Democrats who swept Moms For Liberty off school board fight superintendent’s $700,000 exit deal
PHILADELPHIA — A Pennsylvania school board that banned books, Pride flags and transgender athletes dropped a last-minute item in their final meeting before leaving office, hastily awarding a $700,000 exit package to the superintendent who supported their agenda.
But the Democratic majority that swept the conservative Moms For Liberty from office hopes to block the unusual — they say illegal — payout and bring calm to the Central Bucks School District, whose affluent suburbs and rural farms near Philadelphia have been in turmoil since then due to infighting. the 2020 pandemic.
“People are really tired of the embarrassing meetings and the vitriol. They are tired of our district being in the news for the wrong reasons. And … students are aware of what’s going on, especially our LGBTQ students and their friends and allies,” said Karen Smith, a Democrat who won a third term on the board.
The district, which has about 17,000 students in 23 schools, has spent $1.5 million on legal and public relations costs over the past two years amid competing lawsuits, discrimination complaints and investigations, including a pending lawsuit over the suspension of a teacher at an LGBTQ supportive high school. and other marginalized students.
The jostling — and spending — appears likely to continue as Democrats, who won a 6-3 majority in the Nov. 7 election, prepare to challenge the severance package for Superintendent Abram Lucabaugh, which was only introduced the night before. agenda of November 14 was added.
Meanwhile, several voters in the quaint town of Chalfont filed a petition in court Monday to challenge the school board’s election tallies, claiming unspecified “fraud or error.”
Student Lily Freeman, an outspoken critic of the board’s policies on LGBTQ issues, criticized the district’s spending priorities. She called the severance package a bad deal for both students and taxpayers.
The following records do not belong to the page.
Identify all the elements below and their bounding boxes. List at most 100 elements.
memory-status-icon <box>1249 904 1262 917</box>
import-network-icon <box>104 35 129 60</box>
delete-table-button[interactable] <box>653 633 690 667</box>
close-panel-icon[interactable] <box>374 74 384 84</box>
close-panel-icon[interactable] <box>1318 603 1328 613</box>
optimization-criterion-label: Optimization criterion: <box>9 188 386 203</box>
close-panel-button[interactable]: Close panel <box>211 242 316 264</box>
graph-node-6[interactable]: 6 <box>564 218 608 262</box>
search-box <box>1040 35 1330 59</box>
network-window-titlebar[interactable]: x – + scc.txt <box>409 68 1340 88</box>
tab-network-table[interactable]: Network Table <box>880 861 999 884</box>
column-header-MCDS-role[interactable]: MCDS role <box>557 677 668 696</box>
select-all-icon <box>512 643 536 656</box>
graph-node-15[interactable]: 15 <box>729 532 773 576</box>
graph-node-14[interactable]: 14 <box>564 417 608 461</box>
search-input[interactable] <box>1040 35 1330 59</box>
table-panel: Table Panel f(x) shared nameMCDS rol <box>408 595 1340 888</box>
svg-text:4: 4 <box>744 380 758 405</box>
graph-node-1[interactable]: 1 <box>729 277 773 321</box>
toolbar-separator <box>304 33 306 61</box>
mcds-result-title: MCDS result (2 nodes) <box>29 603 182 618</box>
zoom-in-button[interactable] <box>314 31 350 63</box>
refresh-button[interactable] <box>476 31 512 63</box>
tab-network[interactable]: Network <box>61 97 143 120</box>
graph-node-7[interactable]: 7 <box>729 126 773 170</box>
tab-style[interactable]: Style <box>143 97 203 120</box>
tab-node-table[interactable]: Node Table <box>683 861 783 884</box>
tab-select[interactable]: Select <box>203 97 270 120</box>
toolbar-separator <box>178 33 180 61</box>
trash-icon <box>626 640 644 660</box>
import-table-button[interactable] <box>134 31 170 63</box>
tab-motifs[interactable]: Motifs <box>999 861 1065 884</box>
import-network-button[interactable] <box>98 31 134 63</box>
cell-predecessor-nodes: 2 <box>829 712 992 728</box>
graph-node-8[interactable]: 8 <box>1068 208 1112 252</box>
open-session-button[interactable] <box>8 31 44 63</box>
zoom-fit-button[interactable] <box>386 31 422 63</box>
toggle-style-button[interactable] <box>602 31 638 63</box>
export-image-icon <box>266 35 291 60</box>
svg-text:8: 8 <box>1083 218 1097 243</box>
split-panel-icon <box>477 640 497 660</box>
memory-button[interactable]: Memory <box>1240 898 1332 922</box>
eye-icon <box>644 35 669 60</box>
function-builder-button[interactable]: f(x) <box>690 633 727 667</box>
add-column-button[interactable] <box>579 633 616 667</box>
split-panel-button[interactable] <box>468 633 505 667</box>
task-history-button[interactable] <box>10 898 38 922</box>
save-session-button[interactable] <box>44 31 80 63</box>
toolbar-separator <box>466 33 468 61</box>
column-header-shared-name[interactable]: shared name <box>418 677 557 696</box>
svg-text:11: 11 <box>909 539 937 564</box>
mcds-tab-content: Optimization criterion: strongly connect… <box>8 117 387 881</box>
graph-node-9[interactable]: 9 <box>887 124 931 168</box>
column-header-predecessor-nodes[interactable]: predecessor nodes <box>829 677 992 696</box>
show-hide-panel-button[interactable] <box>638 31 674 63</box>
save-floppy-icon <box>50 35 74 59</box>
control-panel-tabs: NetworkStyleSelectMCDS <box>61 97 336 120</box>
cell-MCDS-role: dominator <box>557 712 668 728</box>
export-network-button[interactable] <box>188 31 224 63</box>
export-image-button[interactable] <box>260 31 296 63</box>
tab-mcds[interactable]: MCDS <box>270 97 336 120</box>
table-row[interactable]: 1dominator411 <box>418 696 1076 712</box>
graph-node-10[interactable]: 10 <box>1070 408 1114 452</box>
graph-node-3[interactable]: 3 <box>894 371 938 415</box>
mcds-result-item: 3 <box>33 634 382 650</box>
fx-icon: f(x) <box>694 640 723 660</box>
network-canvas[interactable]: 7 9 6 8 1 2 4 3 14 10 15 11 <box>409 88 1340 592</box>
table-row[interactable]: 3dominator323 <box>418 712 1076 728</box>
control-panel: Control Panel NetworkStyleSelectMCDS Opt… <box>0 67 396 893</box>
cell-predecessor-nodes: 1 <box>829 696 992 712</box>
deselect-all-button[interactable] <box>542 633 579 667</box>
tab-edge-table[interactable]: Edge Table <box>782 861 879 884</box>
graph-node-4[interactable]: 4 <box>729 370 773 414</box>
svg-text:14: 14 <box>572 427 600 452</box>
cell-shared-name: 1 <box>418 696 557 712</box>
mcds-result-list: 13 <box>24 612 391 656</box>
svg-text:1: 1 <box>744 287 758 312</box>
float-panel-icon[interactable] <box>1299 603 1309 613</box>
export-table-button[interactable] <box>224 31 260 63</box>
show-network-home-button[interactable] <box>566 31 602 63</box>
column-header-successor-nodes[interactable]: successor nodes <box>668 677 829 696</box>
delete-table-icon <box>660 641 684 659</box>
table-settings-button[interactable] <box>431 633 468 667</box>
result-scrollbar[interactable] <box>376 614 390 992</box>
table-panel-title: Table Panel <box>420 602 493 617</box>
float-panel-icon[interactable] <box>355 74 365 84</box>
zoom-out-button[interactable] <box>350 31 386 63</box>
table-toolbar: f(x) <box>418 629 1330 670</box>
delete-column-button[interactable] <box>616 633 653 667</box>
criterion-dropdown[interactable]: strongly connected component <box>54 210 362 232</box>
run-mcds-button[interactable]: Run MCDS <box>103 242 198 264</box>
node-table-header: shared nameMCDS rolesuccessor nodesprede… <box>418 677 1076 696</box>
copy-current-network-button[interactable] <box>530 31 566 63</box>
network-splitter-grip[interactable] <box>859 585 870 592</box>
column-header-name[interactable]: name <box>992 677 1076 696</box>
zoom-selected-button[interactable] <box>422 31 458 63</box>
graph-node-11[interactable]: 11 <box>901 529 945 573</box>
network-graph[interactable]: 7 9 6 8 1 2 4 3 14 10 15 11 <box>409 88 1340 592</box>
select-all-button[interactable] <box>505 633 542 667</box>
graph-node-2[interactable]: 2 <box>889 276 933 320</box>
“It’s kind of a slap in the face,” the Central Bucks East High School senior said. “Teachers are struggling, and there are a lot of students who are struggling.”
“There are so many resources out there that we could spend that money on,” she said, noting that her school desperately needs better Wi-Fi.
Neither Lucabaugh, who skipped the closing meeting, nor outgoing board chairman Dana Hunter responded to a call for comment. The school board’s attorney, Jeffrey P. Garton, said he was not involved in the severance deal.
“I did not prepare it or provide legal advice on its contents,” Garton said in an email.
Some of the new Democrats tried to warn the outgoing administration that the payout violates a 2012 state law intended to curtail the golden parachutes given to school superintendents, including one that exceeds $900,000. The law now limits severance pay to one year’s salary, along with limited payments for unused sick leave and other benefits.
“The specific circumstances in this case are even more egregious. The board gave Dr. Lucabaugh a 40 percent salary increase (to $315,000) in late July of this year, making him the second-highest paid school district superintendent in Pennsylvania, and is now using that increase, less than four months later, to calculate a severance payment. payment,” attorney Brendan Flynn, who represents them, wrote in a letter distributed to the board before the vote.
Lucabaugh’s package includes more than $300,000 for unused sick, vacation, administrative and personal time during his 18 years in various roles with the district; $50,000 for signing the deal; and health insurance for his family through June.
The package also includes a confusing ban on any district investigation into his tenure and an agreement that he can keep his district-issued laptop as long as he erases it from school records.
U.S. District Judge Timothy Savage ignored that last provision Friday when he ordered Lucabaugh, a defendant in high school teacher Andrew Burgess’ retaliation lawsuit against the district, to preserve documents that could serve as evidence in the case.
“It’s hard to imagine that a lawyer drafted that contract,” said Witold “Vic” Walczak, legal director of the American Civil Liberties Union of Pennsylvania, which is representing Burgess. “No lawyer would think that a school board could protect an employee from any form of legal action or criminal investigation.”
Freeman, the high school senior, declined to revisit the threats and sense of danger she says she and her family endured when she joined the board over the past two years. However, her powerful public comments at last week’s meeting, posted to TikTok, have racked up thousands of views and comments.
“It was never about protecting children. It was about removing people like me from Central Bucks,” she told the board last week when it voted to let students play on sports teams based on their gender assignment at birth. “You continue to make policy after policy and prevent people like me from living our lives.”
On Monday, Freeman said she is hopeful tensions will ease under the new administration: “I feel like we won’t have to worry about a lot of these things if our needs are met.”